Questa situazione, se da una parte ha impedito agli spettatori di godersi un Festival dal vivo (ma anche di visitare una bella cittadina come Annecy), dall’altra ha permesso ai film in gara di avere un’accessibilità al pubblico molto maggiore. Finora ci siamo concentrati sui lungometraggi in gara, tuttavia la maggior parte delle pellicole presentate all’Annecy Festival sono cortometraggi. Quest’ultimi sono talmente diversi tra loro che fare una considerazione d’insieme è impossibile.

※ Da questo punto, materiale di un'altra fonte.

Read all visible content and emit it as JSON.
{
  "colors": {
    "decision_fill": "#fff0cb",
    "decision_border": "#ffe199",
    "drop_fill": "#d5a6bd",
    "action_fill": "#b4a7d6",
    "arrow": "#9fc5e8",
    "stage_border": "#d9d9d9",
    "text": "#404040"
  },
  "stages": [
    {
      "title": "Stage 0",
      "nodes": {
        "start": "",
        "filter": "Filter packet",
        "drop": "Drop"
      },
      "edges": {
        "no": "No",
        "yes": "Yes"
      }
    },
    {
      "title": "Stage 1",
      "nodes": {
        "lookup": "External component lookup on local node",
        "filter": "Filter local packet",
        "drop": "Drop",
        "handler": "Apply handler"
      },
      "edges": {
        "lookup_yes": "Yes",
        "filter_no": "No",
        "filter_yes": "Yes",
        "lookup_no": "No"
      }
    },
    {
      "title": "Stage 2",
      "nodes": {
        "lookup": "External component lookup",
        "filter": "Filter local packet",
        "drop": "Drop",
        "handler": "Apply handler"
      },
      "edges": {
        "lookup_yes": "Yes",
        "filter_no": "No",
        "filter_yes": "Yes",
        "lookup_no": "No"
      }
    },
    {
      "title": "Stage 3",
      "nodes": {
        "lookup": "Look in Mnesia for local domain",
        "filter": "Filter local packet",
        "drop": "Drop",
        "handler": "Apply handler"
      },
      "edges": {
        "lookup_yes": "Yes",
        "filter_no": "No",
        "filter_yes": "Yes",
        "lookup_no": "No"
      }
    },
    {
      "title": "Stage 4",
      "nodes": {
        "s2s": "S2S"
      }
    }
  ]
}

Per questo nell’articolo vengono elencati e descritti alcuni dei corti che abbiamo visto durante il festival.

  • Homeless home
    Vincitore del jury awards, realizzato da Alberto Vázquez, è un corto di un quarto d’ora che tiene incollati allo schermo. La storia ha per protagonisti streghe e creature demoniache costrette a vivere in una sorta di limbo mentre cercando in qualche modo di riscattarsi dalle proprie origini. I personaggi sono raffigurati come ombre ma i tratti dei volti sono tratteggiati lo stretto necessario per distinguere bene le loro emozioni. Oltre alla trama e al lavoro di disegno, ciò che ci aiuta a immedesimarci nella storia è anche l’ottima scelta delle voci per interpretare i vari personaggi.

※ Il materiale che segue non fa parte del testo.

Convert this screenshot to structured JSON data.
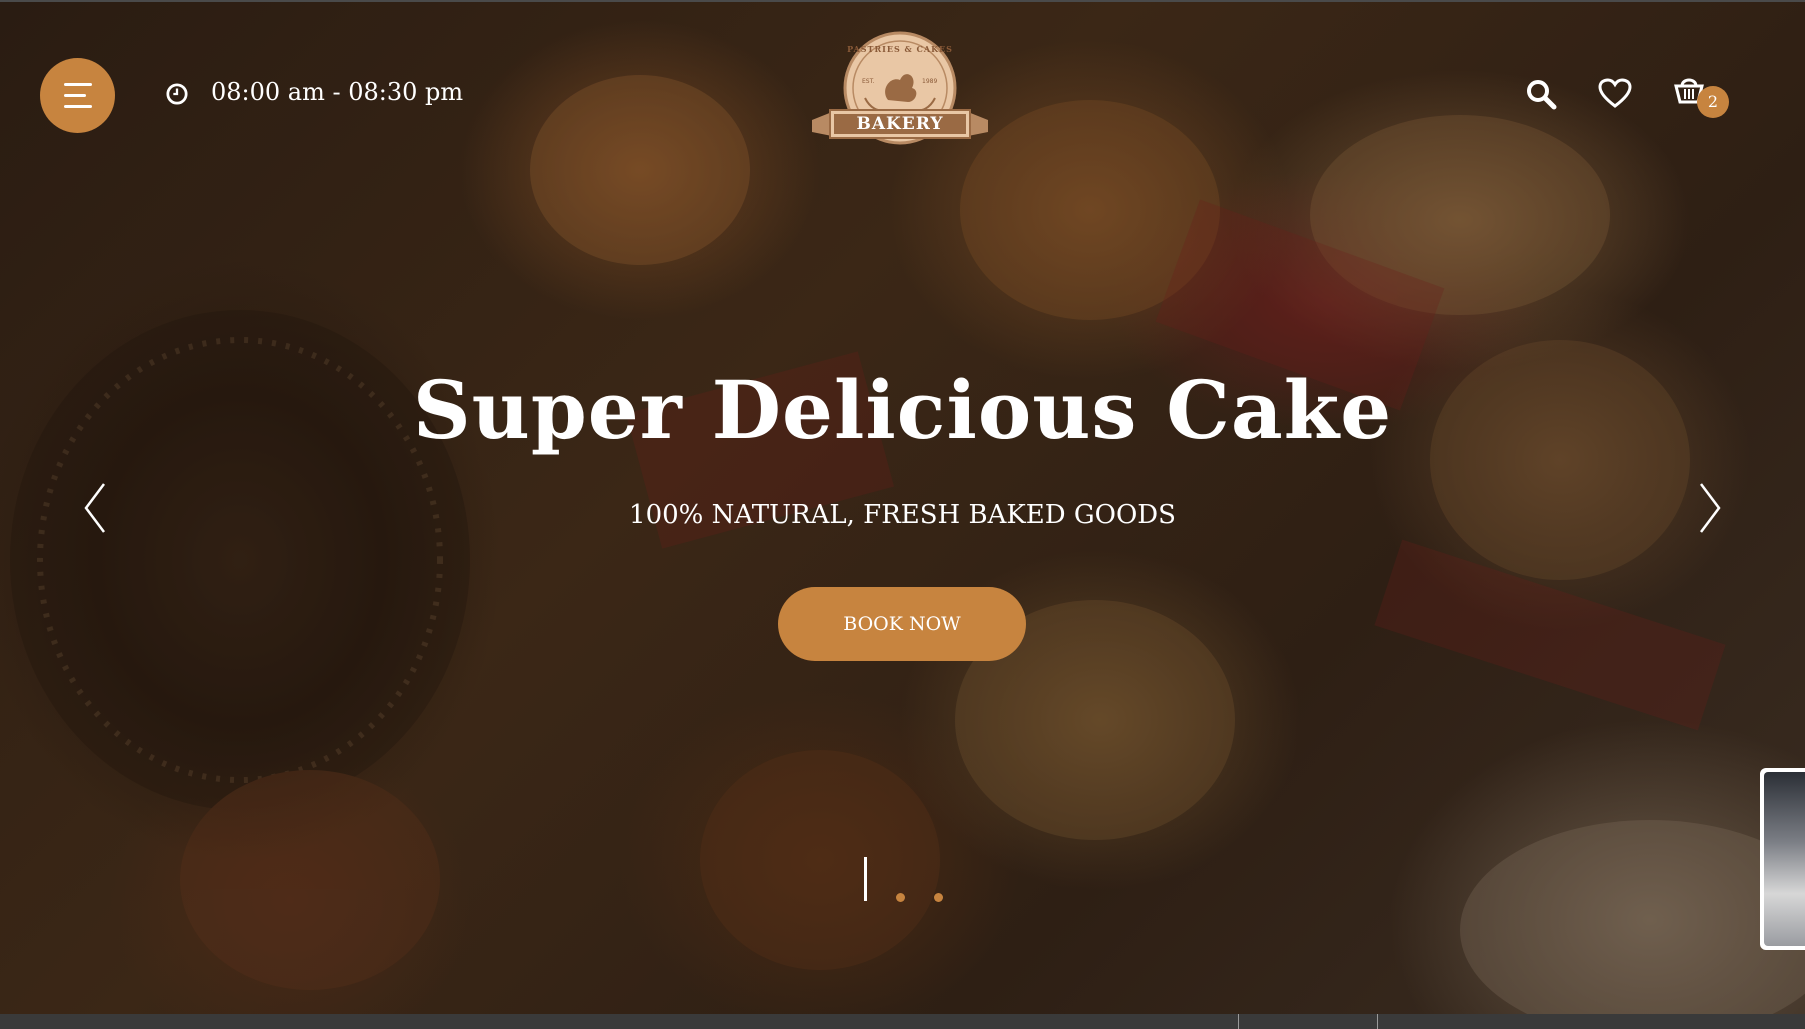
{
  "header": {
    "hours": "08:00 am - 08:30 pm",
    "cart_count": "2",
    "logo": {
      "top_text": "PASTRIES & CAKES",
      "est": "EST.",
      "year": "1989",
      "name": "BAKERY"
    },
    "icons": [
      "menu-icon",
      "clock-icon",
      "search-icon",
      "heart-icon",
      "basket-icon"
    ]
  },
  "hero": {
    "title": "Super Delicious Cake",
    "subtitle": "100% NATURAL, FRESH BAKED GOODS",
    "cta_label": "BOOK NOW",
    "slides_total": 3,
    "active_slide": 1
  },
  "colors": {
    "accent": "#c7843f",
    "text": "#ffffff",
    "overlay": "#2a1c12"
  }
}
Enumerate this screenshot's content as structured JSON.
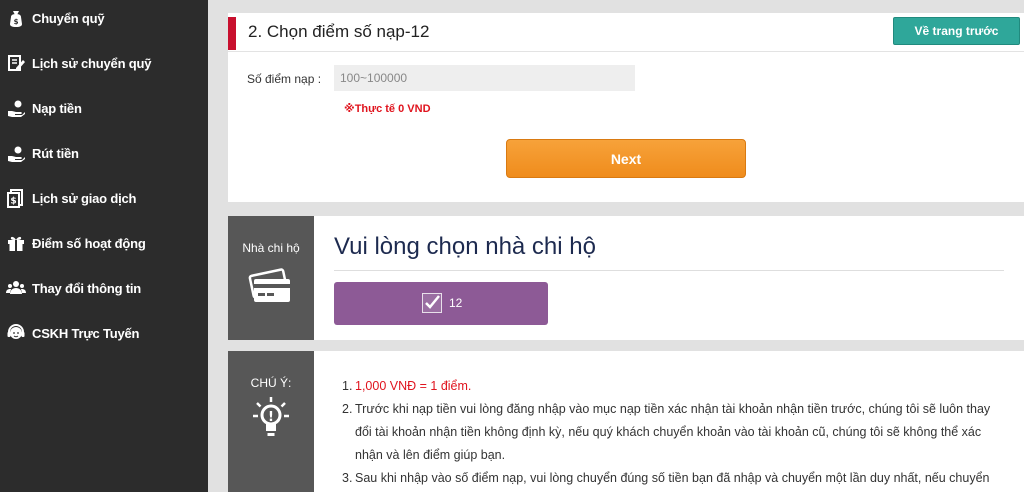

    Peccato solo per il finale, che poteva essere un po’ più chiaro e prendere una posizione più netta. 
  • The Town
    In questo caso il cortometraggio sfiora i trenta minuti. The Town è ambientato in una Cina futuristica e distopica, nella quale, per essere accettati all’interno della società, occorre riuscire a ottenere il makeover, consistente in un’operazione che crea lo stampo di una maschera sul viso delle persone.

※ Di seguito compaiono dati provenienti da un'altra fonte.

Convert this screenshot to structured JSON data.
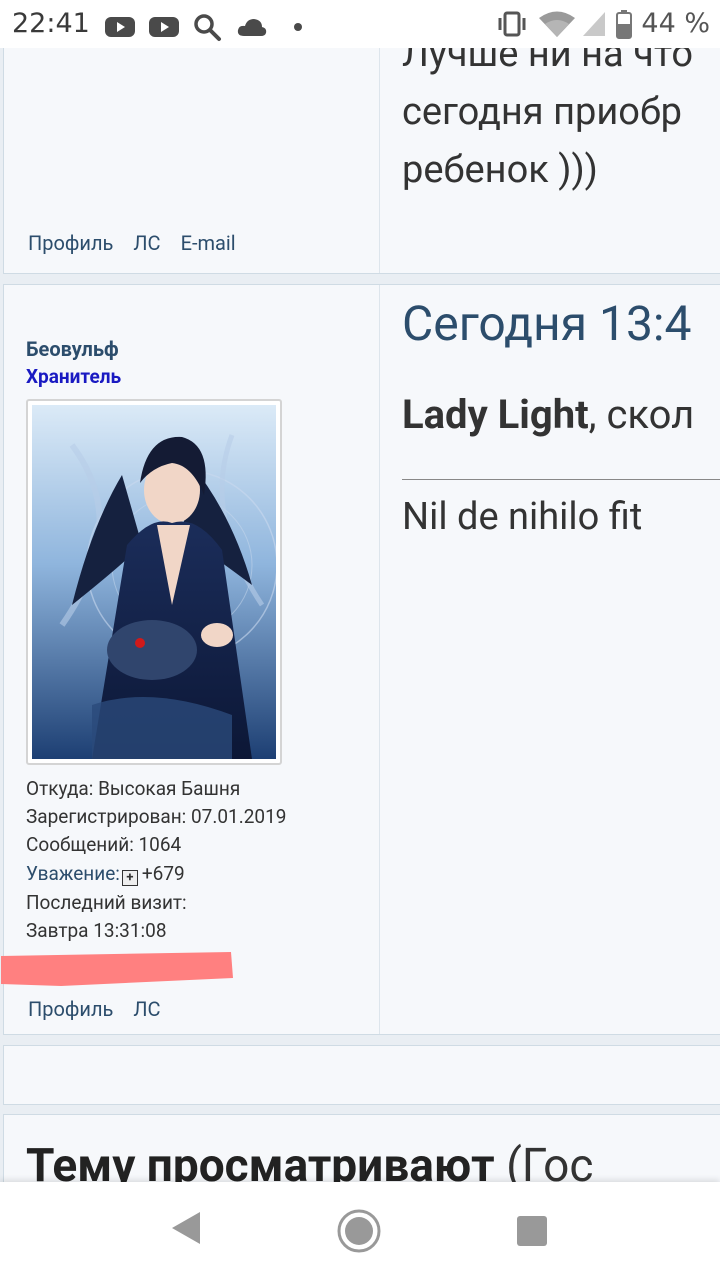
{
  "status_bar": {
    "time": "22:41",
    "left_icons": [
      "youtube-icon",
      "youtube-icon",
      "search-icon",
      "cloud-icon",
      "dot-icon"
    ],
    "right_icons": [
      "vibrate-icon",
      "wifi-icon",
      "signal-icon",
      "battery-icon"
    ],
    "battery": "44 %"
  },
  "post_prev": {
    "message_lines": [
      "Лучше ни на что",
      "сегодня приобр",
      "ребенок )))"
    ],
    "links": [
      "Профиль",
      "ЛС",
      "E-mail"
    ]
  },
  "post": {
    "author": "Беовульф",
    "rank": "Хранитель",
    "avatar_alt": "avatar",
    "from_label": "Откуда: Высокая Башня",
    "registered_label": "Зарегистрирован: 07.01.2019",
    "messages_label": "Сообщений: 1064",
    "respect_label": "Уважение:",
    "respect_icon": "+",
    "respect_value": "+679",
    "last_visit_label": "Последний визит:",
    "last_visit_value": "Завтра 13:31:08",
    "date": "Сегодня 13:4",
    "quote_name": "Lady Light",
    "quote_rest": ", скол",
    "signature": "Nil de nihilo fit",
    "links": [
      "Профиль",
      "ЛС"
    ]
  },
  "who_viewing": {
    "title": "Тему просматривают",
    "rest": " (Гос"
  },
  "colors": {
    "link": "#2c4d6c",
    "rank": "#1a1ac2",
    "highlight": "#ff8080"
  }
}
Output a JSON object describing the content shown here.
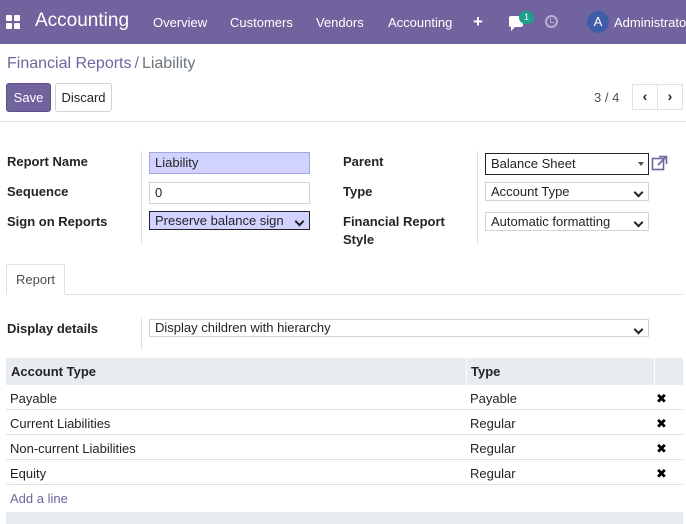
{
  "navbar": {
    "brand": "Accounting",
    "menu": [
      "Overview",
      "Customers",
      "Vendors",
      "Accounting"
    ],
    "chat_count": "1",
    "avatar_letter": "A",
    "username": "Administrator",
    "color": "#71639e"
  },
  "breadcrumb": {
    "parent": "Financial Reports",
    "separator": "/",
    "current": "Liability"
  },
  "buttons": {
    "save": "Save",
    "discard": "Discard"
  },
  "pager": {
    "value": "3 / 4"
  },
  "form": {
    "report_name_label": "Report Name",
    "report_name_value": "Liability",
    "sequence_label": "Sequence",
    "sequence_value": "0",
    "sign_label": "Sign on Reports",
    "sign_value": "Preserve balance sign",
    "parent_label": "Parent",
    "parent_value": "Balance Sheet",
    "type_label": "Type",
    "type_value": "Account Type",
    "style_label_line1": "Financial Report",
    "style_label_line2": "Style",
    "style_value": "Automatic formatting"
  },
  "tabs": [
    {
      "label": "Report",
      "active": true
    }
  ],
  "details": {
    "label": "Display details",
    "value": "Display children with hierarchy"
  },
  "table": {
    "headers": [
      "Account Type",
      "Type"
    ],
    "rows": [
      {
        "account_type": "Payable",
        "type": "Payable"
      },
      {
        "account_type": "Current Liabilities",
        "type": "Regular"
      },
      {
        "account_type": "Non-current Liabilities",
        "type": "Regular"
      },
      {
        "account_type": "Equity",
        "type": "Regular"
      }
    ],
    "delete_glyph": "✖",
    "add_line": "Add a line"
  },
  "icons": [
    "apps-icon",
    "plus-icon",
    "chat-icon",
    "clock-icon",
    "external-link-icon",
    "chevron-left-icon",
    "chevron-right-icon",
    "delete-icon"
  ]
}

    Sicuramente l’argomento degli ultimi della società è un classico, così come lo è il disegno di The Town (realizzato in tecnica 2D), tuttavia il corto non-così-corto si fa seguire decisamente bene.
    La stessa cosa devono averla pensata i giurati del Festival, che hanno premiato il regista, Yifan Biao, con il “Jean-Luc Xiberras” award for a first film.
  • Hot Flash
    Hot Flash non ha ricevuto alcun riconoscimento dalla giura, tuttavia il film canadese diretto da Thea Hollatz, è un corto che tratta con un certo umorismo, benché in uno o due tratti sia un po’ ripetitivo, dei problemi che insorgono con la menopausa. Nonostante sia senza pretese Hot Flash offre dieci minuti di visione che non sono per nulla sprecati.
  • Genius Loci
    Se si controllassero gli archivi di Cineuni probabilmente emergerebbe che, tra tutti, i miei articoli e podcasts sono quelli con la maggior presenza di frasi come “non si capisce bene” e “non è chiaro”. Mi ripeterò, ma di Genius Loci, produzione francese di Adrien Merigeau, si capisce poco per davvero. La storia ritrae una donna che vaga per una città (ma non è da escludere che alcune parti del corto siano ambientate nella mente della protagonista), facendo vari incontri. Molto probabilmente Genius Loci è progettato per essere soggetto a ogni tipo di interpretazione. Interpretazione che evidentemente i giurati ad Annecy devono aver trovato se hanno assegnato il Jury Disctinction a questo corto.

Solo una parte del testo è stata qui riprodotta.